Thursday, 15 October 2009
All you need is love
Of all the cliches, adages and tautologies on Masterchef, the word that turns my stomach again and again is 'passion'. Everything is about 'passion', it seems - passion for cooking, passion for food, passion for ingredients, passion for experimentation etc etc. It's terribly perfunctory. It has become a punctuation mark, a sentence filler for when the judges can't think of anything more insightful to say about a contestant. As Tony Naylor writes on the Guardian Word of Mouth blog, Masterchef has stripped the word of any meaning through 'flagrant overuse'.It is also, more often than not, a euphemism. The cooking equivalent to the schoolmaster's "Ramsden tries hard" (i.e. Ramsden is thick as mud soup but I've got to wrestle some positive out of this car crash of a term).
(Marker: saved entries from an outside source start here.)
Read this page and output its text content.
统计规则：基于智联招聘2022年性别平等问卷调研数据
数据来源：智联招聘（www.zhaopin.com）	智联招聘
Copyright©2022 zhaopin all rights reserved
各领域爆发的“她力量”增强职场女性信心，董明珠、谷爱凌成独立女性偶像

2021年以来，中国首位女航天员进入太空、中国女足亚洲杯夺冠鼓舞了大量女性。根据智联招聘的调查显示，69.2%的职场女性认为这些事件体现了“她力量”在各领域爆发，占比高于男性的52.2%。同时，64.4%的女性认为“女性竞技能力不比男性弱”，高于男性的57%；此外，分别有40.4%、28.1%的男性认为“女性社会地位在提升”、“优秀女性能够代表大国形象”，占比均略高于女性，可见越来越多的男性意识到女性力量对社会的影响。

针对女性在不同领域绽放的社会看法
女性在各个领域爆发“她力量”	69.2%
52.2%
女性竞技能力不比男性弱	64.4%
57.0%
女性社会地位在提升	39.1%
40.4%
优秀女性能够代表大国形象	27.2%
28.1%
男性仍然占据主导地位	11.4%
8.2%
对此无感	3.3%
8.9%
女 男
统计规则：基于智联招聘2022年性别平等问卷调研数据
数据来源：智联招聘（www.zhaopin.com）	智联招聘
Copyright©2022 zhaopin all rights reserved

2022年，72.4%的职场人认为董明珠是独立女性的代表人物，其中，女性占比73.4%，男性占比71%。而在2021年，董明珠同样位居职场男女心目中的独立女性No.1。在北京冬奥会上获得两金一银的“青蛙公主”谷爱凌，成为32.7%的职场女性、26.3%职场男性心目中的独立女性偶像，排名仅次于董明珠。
For me it is not only overused, misused and abused, but it is a notion that is revered far beyond the measure it should be. This passion for food - what does it really mean? Passion is an ephemeral emotion, an intense, uncontrollable reflex. Passion doesn't sustain. It is the lusty throe of ecstasy, the impulsive stab of desire. Passion glints fleetingly in the glossy covers of food porn, or explodes magnificently in the climax of a meal. Passion does not last, and food cooked with passion and passion alone will most likely be inconsistent. There will be flashes of brilliance, sure, but in those moments when the spark is gone, what is left to support the cook?
For without love, there is nothing. Love and everything that comes with it - care, attention, nurture, devotion, and - yes - passion. Take Monday night. I had been working all day (a rarity), and returned late and hungry. Sunday's chicken had been made into stock, while any leftover meat had been stripped from the carcass and awaited my greedy advances. Against my better judgement (and due to a fairly empty fridge) I landed on making a risotto. I have never been convinced that chicken risotto works. I just don't feel that chicken's texture works well amidst the starchy grains, despite it being a leftovers staple. I'd rather prod it into a sandwich with a generous spoonful of mayonnaise, or, even better, toss it through crisp salad leaves with croutons and a piquant dressing.
But fate seemed to have decreed otherwise - the rice winked at me from the front of the cupboard, the stock was there, waiting, on the hob, the chicken already diced. There was even a bag of peas in the freezer to add bite and freshness. But because I was not convinced by the risotto's validity, I cooked it half-heartedly, one eye on the pot, one eye on the television. The result was a perfectly edible risotto, but one that did not come even close to inspiring any kind of passion in me whatsoever. The cooking had lacked care, and it tasted like it.
Two night's later I return in similar circumstances. This time there are two of us, and this time I have thought carefully about what I want to eat. I cook with all due care, attention, and love. The soup, while simplicity defined, is soothing and delicious. It is also quick and cheap.
Chilli beef noodle soup
4 spring onions, finely sliced
1 clove garlic, peeled and finely sliced
1 thumb of ginger, peeled and chopped into matchsticks
2 birds eye chillies, sliced
A handful of coriander, roughly chopped
300ml chicken stock
1 tablespoon fish sauce
Half a Chinese cabbage, sliced
100g oyster mushrooms, roughly chopped
1 rump steak
A handful of rice noodles
1 red chilli, halved, deseeded and sliced
Salt and pepper
Heat a tablespoon of oil in a saucepan and add the spring onions, garlic, ginger and chillies. Stir constantly for 30 seconds, then add the coriander (reserving a little for the end), chicken stock and fish sauce. Bring to the boil, then add the mushrooms and cabbage. Turn the heat right down and simmer while you prepare the rest of the soup.
Boil the kettle and pour the water over the rice noodles in a bowl. Leave to soak for five minutes.
Meanwhile, season the steak with salt and pepper and rub with olive oil. Get a frying pan very hot (so that holding your hand 6 inches above it is unbearable for more than a second or two) and fry the steak for two minutes on each side. Remove to a plate to rest.
Drain the noodles and divide between serving bowls. Spoon over the soup making sure you get plenty of cabbage and mushrooms. Slice the steak thickly and arrange over the bowls. Garnish with slices of red chilli and a handful of coriander.